Tuesday, March 11, 2014

Saint George the Newly-Revealed in the Diipion

Venerable George the New and the Wonderworker in the Diipion (Feast Day - March 11)
[Photo shows the Firuz Aga Mosque near the Hippodrome and Hagia Sophia, which is possibly built over the ruins of the Church of Saint John the Theologian in the Diipion.]

The venerable George lived in the tenth century. According to the Parisian Codex he flourished in the years of Emperor John I Tzimiskes (969-976), but according to the Vienna Codex it was during Constantine VII (913-959) and Romanos Porphyrogenitos (959–963). His memory is also referred to in the Great Lavra Codex.

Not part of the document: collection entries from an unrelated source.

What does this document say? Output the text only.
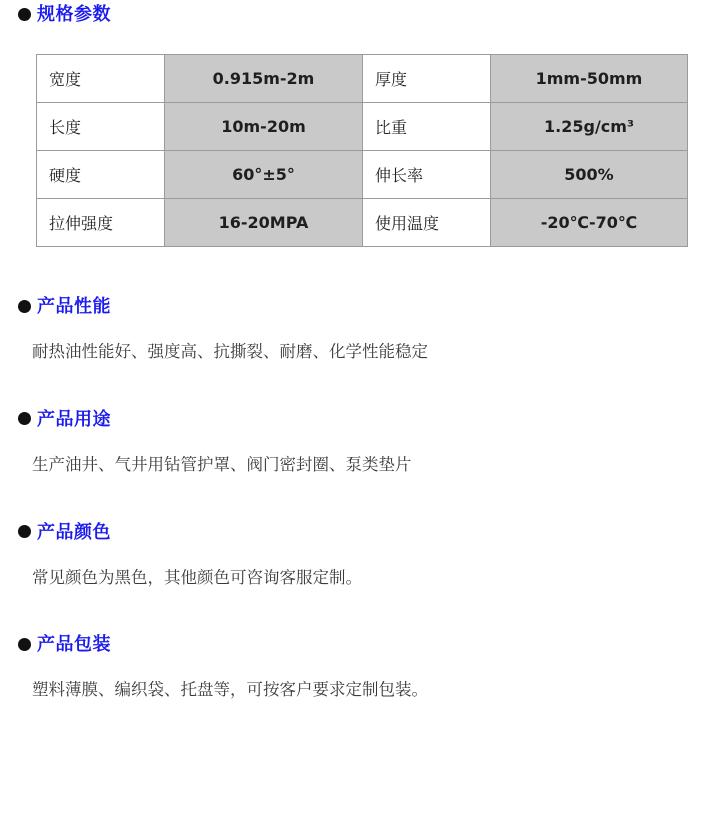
规格参数
宽度	0.915m-2m	厚度	1mm-50mm
长度	10m-20m	比重	1.25g/cm³
硬度	60°±5°	伸长率	500%
拉伸强度	16-20MPA	使用温度	-20℃-70℃
产品性能
耐热油性能好、强度高、抗撕裂、耐磨、化学性能稳定
产品用途
生产油井、气井用钻管护罩、阀门密封圈、泵类垫片
产品颜色
常见颜色为黑色，其他颜色可咨询客服定制。
产品包装
塑料薄膜、编织袋、托盘等，可按客户要求定制包装。
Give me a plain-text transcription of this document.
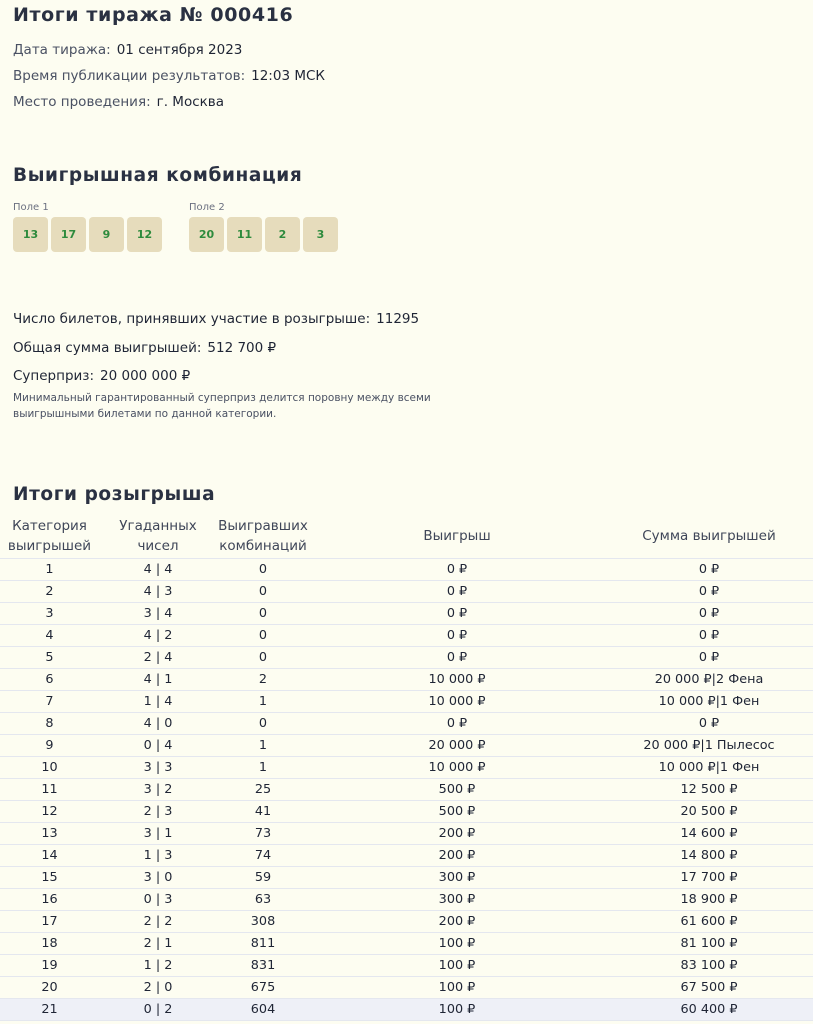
Итоги тиража № 000416
Дата тиража: 01 сентября 2023
Время публикации результатов: 12:03 МСК
Место проведения: г. Москва
Выигрышная комбинация
Поле 1
13	17	9	12
Поле 2
20	11	2	3
Число билетов, принявших участие в розыгрыше: 11295
Общая сумма выигрышей: 512 700 ₽
Суперприз: 20 000 000 ₽
Минимальный гарантированный суперприз делится поровну между всеми выигрышными билетами по данной категории.
Итоги розыгрыша
Категория выигрышей	Угаданных чисел	Выигравших комбинаций	Выигрыш	Сумма выигрышей
1	4 | 4	0	0 ₽	0 ₽
2	4 | 3	0	0 ₽	0 ₽
3	3 | 4	0	0 ₽	0 ₽
4	4 | 2	0	0 ₽	0 ₽
5	2 | 4	0	0 ₽	0 ₽
6	4 | 1	2	10 000 ₽	20 000 ₽|2 Фена
7	1 | 4	1	10 000 ₽	10 000 ₽|1 Фен
8	4 | 0	0	0 ₽	0 ₽
9	0 | 4	1	20 000 ₽	20 000 ₽|1 Пылесос
10	3 | 3	1	10 000 ₽	10 000 ₽|1 Фен
11	3 | 2	25	500 ₽	12 500 ₽
12	2 | 3	41	500 ₽	20 500 ₽
13	3 | 1	73	200 ₽	14 600 ₽
14	1 | 3	74	200 ₽	14 800 ₽
15	3 | 0	59	300 ₽	17 700 ₽
16	0 | 3	63	300 ₽	18 900 ₽
17	2 | 2	308	200 ₽	61 600 ₽
18	2 | 1	811	100 ₽	81 100 ₽
19	1 | 2	831	100 ₽	83 100 ₽
20	2 | 0	675	100 ₽	67 500 ₽
21	0 | 2	604	100 ₽	60 400 ₽
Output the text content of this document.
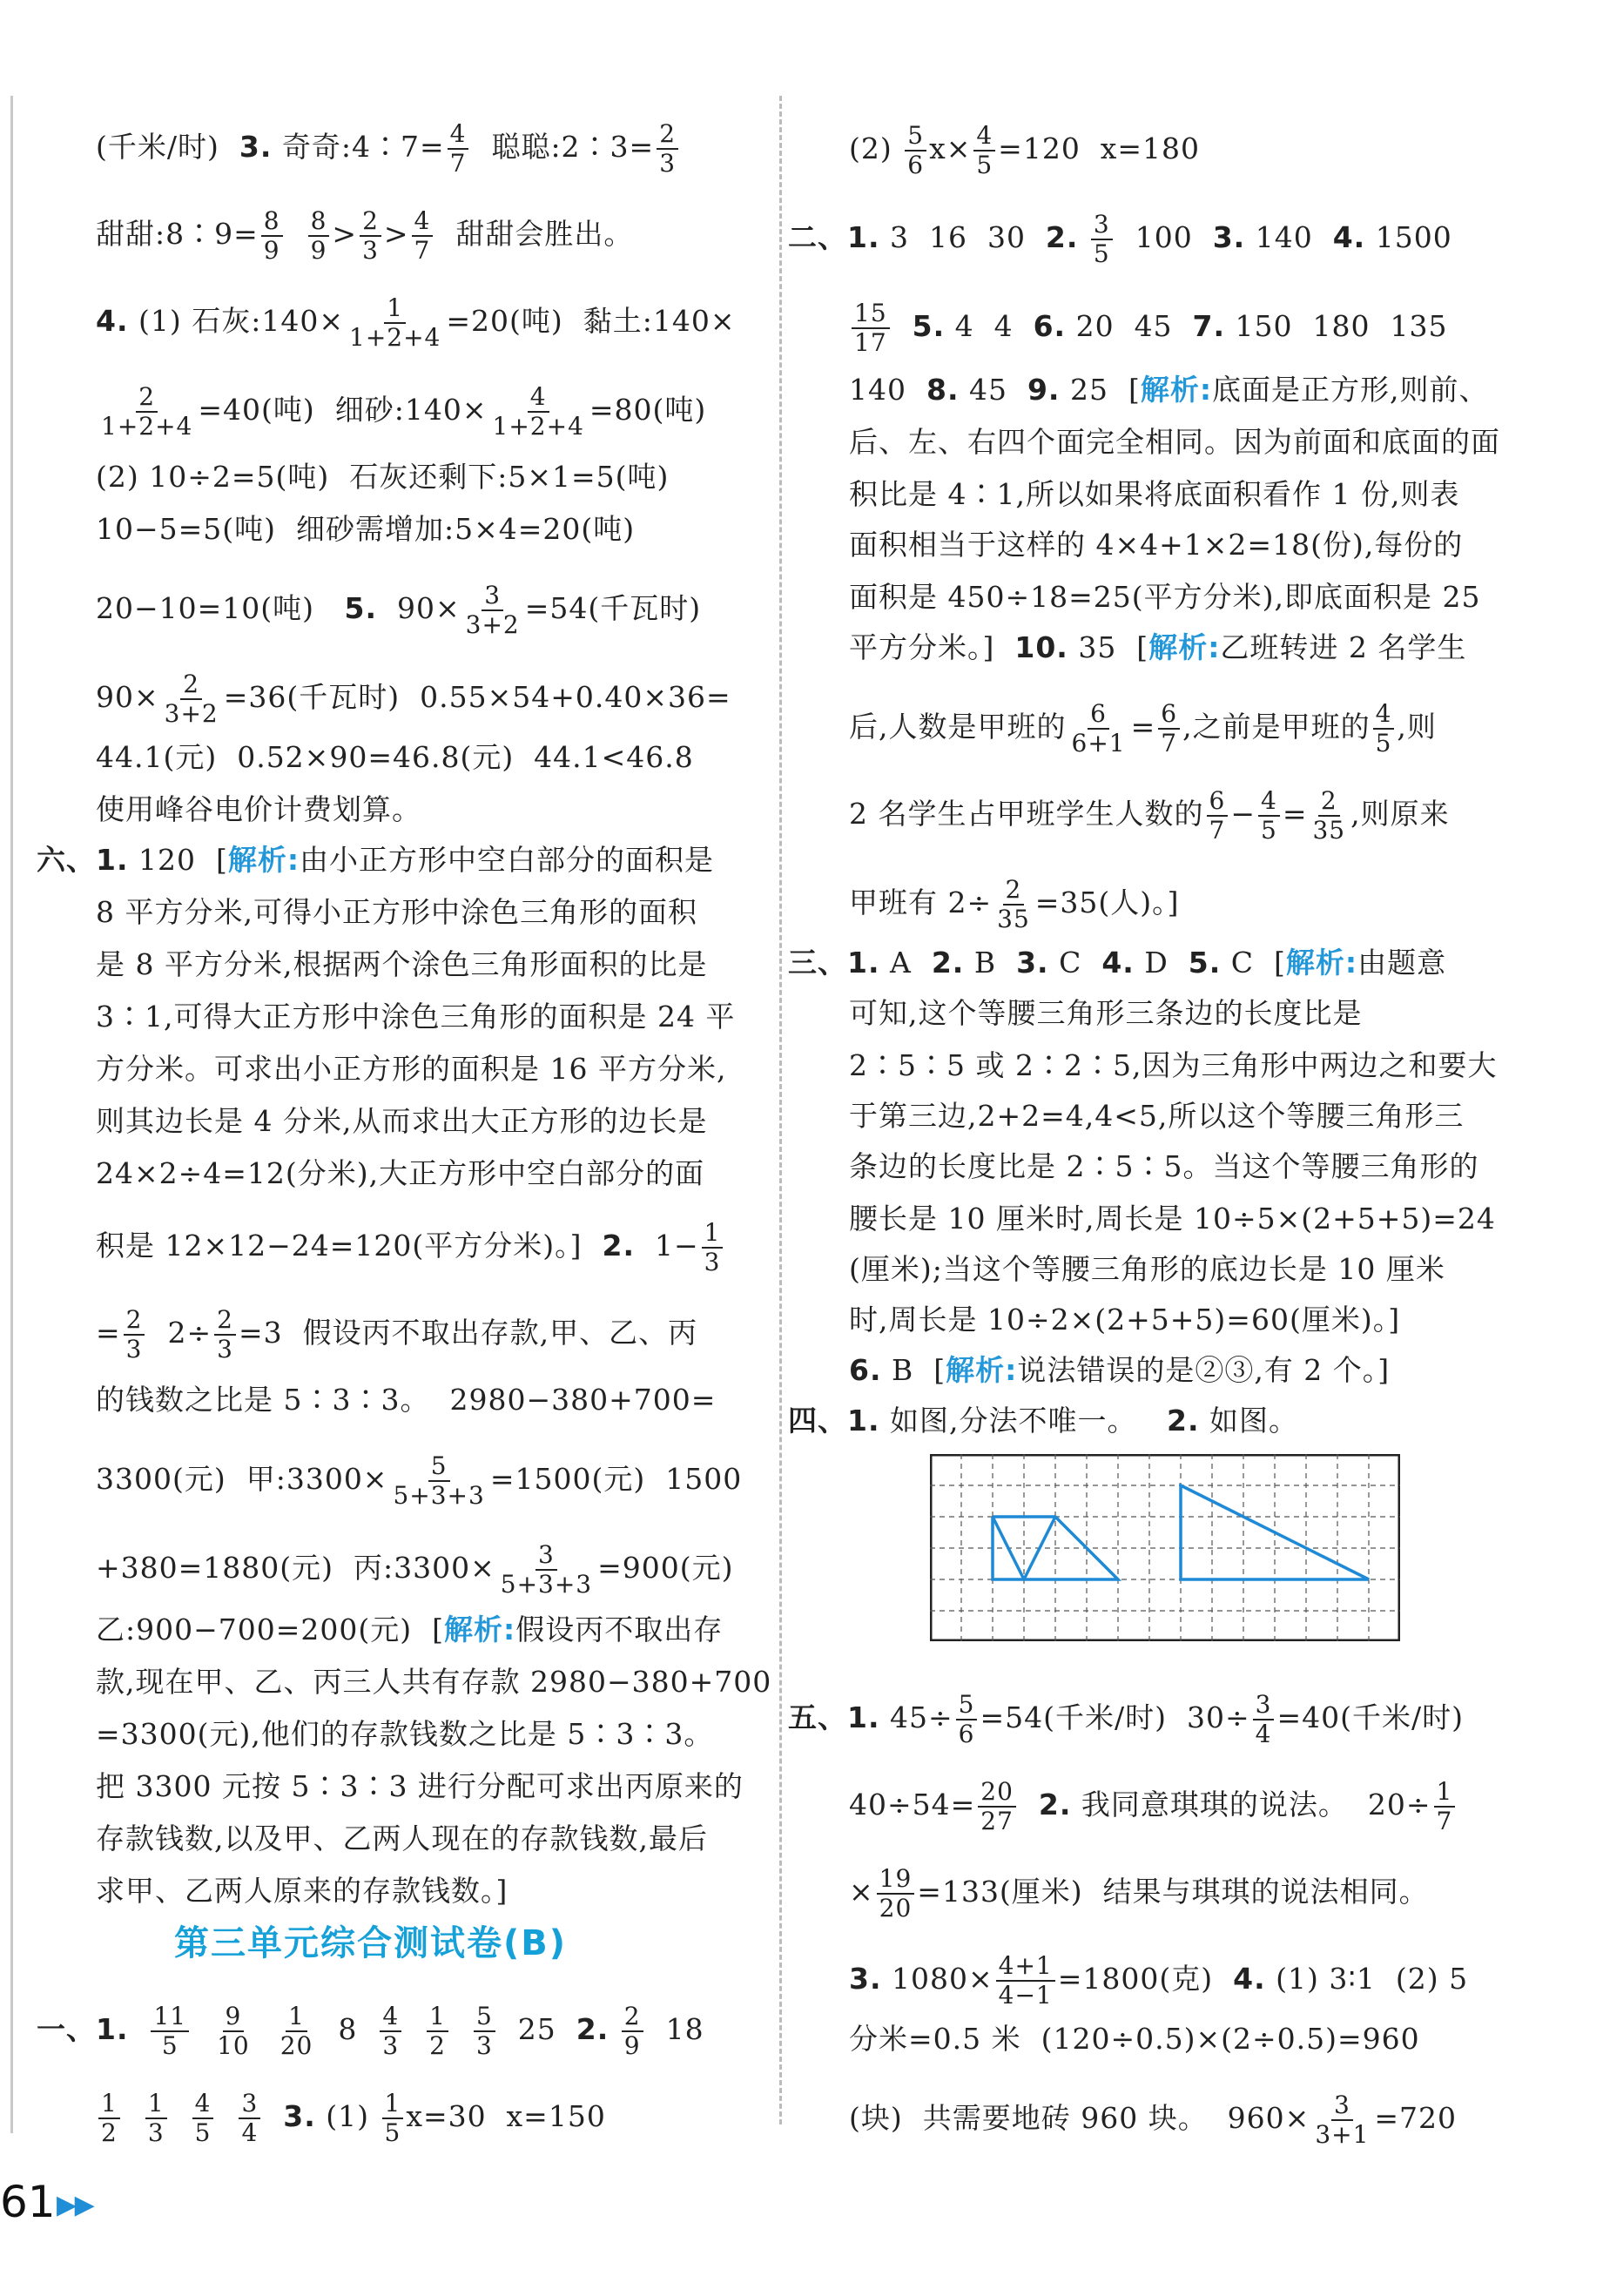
(千米/时) 3. 奇奇:4∶7= $\frac{4}{7}$ 聪聪:2∶3= $\frac{2}{3}$
甜甜:8∶9= $\frac{8}{9}$
$\frac{8}{9} > \frac{2}{3} > \frac{4}{7}$ 甜甜会胜出。
4. (1) 石灰:140× $\frac{1}{1+2+4} =20$(吨)  黏土:140×
$\frac{2}{1+2+4} =40$(吨)  细砂:140× $\frac{4}{1+2+4} =80$(吨)
(2) 10÷2=5(吨)  石灰还剩下:5×1=5(吨)
10−5=5(吨)  细砂需增加:5×4=20(吨)
20−10=10(吨) 5. $90\times \frac{3}{3+2} =54$(千瓦时)
$90\times \frac{2}{3+2} =36$(千瓦时)  0.55×54+0.40×36=
44.1(元)  0.52×90=46.8(元)  44.1<46.8
使用峰谷电价计费划算。
六、1. 120  [解析:由小正方形中空白部分的面积是
8 平方分米,可得小正方形中涂色三角形的面积
是 8 平方分米,根据两个涂色三角形面积的比是
3∶1,可得大正方形中涂色三角形的面积是 24 平
方分米。可求出小正方形的面积是 16 平方分米,
则其边长是 4 分米,从而求出大正方形的边长是
24×2÷4=12(分米),大正方形中空白部分的面
积是 12×12−24=120(平方分米)。] 2. $1- \frac{1}{3}$
= $\frac{2}{3} 2\div \frac{2}{3} =3$  假设丙不取出存款,甲、乙、丙
的钱数之比是 5∶3∶3。  2980−380+700=
3300(元)  甲:3300× $\frac{5}{5+3+3} =1500$(元)  1500
+380=1880(元)  丙:3300× $\frac{3}{5+3+3} =900$(元)
乙:900−700=200(元)  [解析:假设丙不取出存
款,现在甲、乙、丙三人共有存款 2980−380+700
=3300(元),他们的存款钱数之比是 5∶3∶3。
把 3300 元按 5∶3∶3 进行分配可求出丙原来的
存款钱数,以及甲、乙两人现在的存款钱数,最后
求甲、乙两人原来的存款钱数。]
第三单元综合测试卷(B)
一、1. $\frac{11}{5}$
$\frac{9}{10}$
$\frac{1}{20} 8 \frac{4}{3}$
$\frac{1}{2}$
$\frac{5}{3} 25$ 2. $\frac{2}{9} 18$
$\frac{1}{2}$
$\frac{1}{3}$
$\frac{4}{5}$
$\frac{3}{4} 3$. $(1) \frac{1}{5} x=30$  x=150
$(2) \frac{5}{6} x\times \frac{4}{5} =120$  x=180
二、1. 3  16  30 2. $\frac{3}{5} 100$ 3. 140 4. 1500
$\frac{15}{17} 5$. 4  4 6. 20  45 7. 150  180  135
140 8. 45 9. 25  [解析:底面是正方形,则前、
后、左、右四个面完全相同。因为前面和底面的面
积比是 4∶1,所以如果将底面积看作 1 份,则表
面积相当于这样的 4×4+1×2=18(份),每份的
面积是 450÷18=25(平方分米),即底面积是 25
平方分米。] 10. 35  [解析:乙班转进 2 名学生
后,人数是甲班的 $\frac{6}{6+1} = \frac{6}{7}$ ,之前是甲班的 $\frac{4}{5}$ ,则
2 名学生占甲班学生人数的 $\frac{6}{7} - \frac{4}{5} = \frac{2}{35}$ ,则原来
甲班有 $2\div \frac{2}{35} =35$(人)。]
三、1. A 2. B 3. C 4. D 5. C  [解析:由题意
可知,这个等腰三角形三条边的长度比是
2∶5∶5 或 2∶2∶5,因为三角形中两边之和要大
于第三边,2+2=4,4<5,所以这个等腰三角形三
条边的长度比是 2∶5∶5。当这个等腰三角形的
腰长是 10 厘米时,周长是 10÷5×(2+5+5)=24
(厘米);当这个等腰三角形的底边长是 10 厘米
时,周长是 10÷2×(2+5+5)=60(厘米)。]
6. B  [解析:说法错误的是②③,有 2 个。]
四、1. 如图,分法不唯一。 2. 如图。
五、1. $45\div \frac{5}{6} =54$(千米/时)  $30\div \frac{3}{4} =40$(千米/时)
$40\div 54= \frac{20}{27} 2$. 我同意琪琪的说法。  $20\div \frac{1}{7}$
× $\frac{19}{20} =133$(厘米)  结果与琪琪的说法相同。
3. $1080\times \frac{4+1}{4-1} =1800$(克) 4. (1) 3∶1  (2) 5
分米=0.5 米  (120÷0.5)×(2÷0.5)=960
(块)  共需要地砖 960 块。  $960\times \frac{3}{3+1} =720$
61 ▶ ▶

The venerable George had a wife and children that he abandoned and he would wander from place to place, from the cities to the desert, in discomfort and hardship. During the last seven days of his life he came to Constantinople and took refuge in the Church of Saint John the Theologian in the Diipion, where he reposed in peace. Then those who prepared for his burial saw with surprise that to his body was tied heavy irons, with which he wrapped his entire body. Once they clearly understood from this that this was an ascetic man, they built a stone coffin and buried him in the narthex of the church. That area began to gush myrrh, curing various illnesses and working many miracles.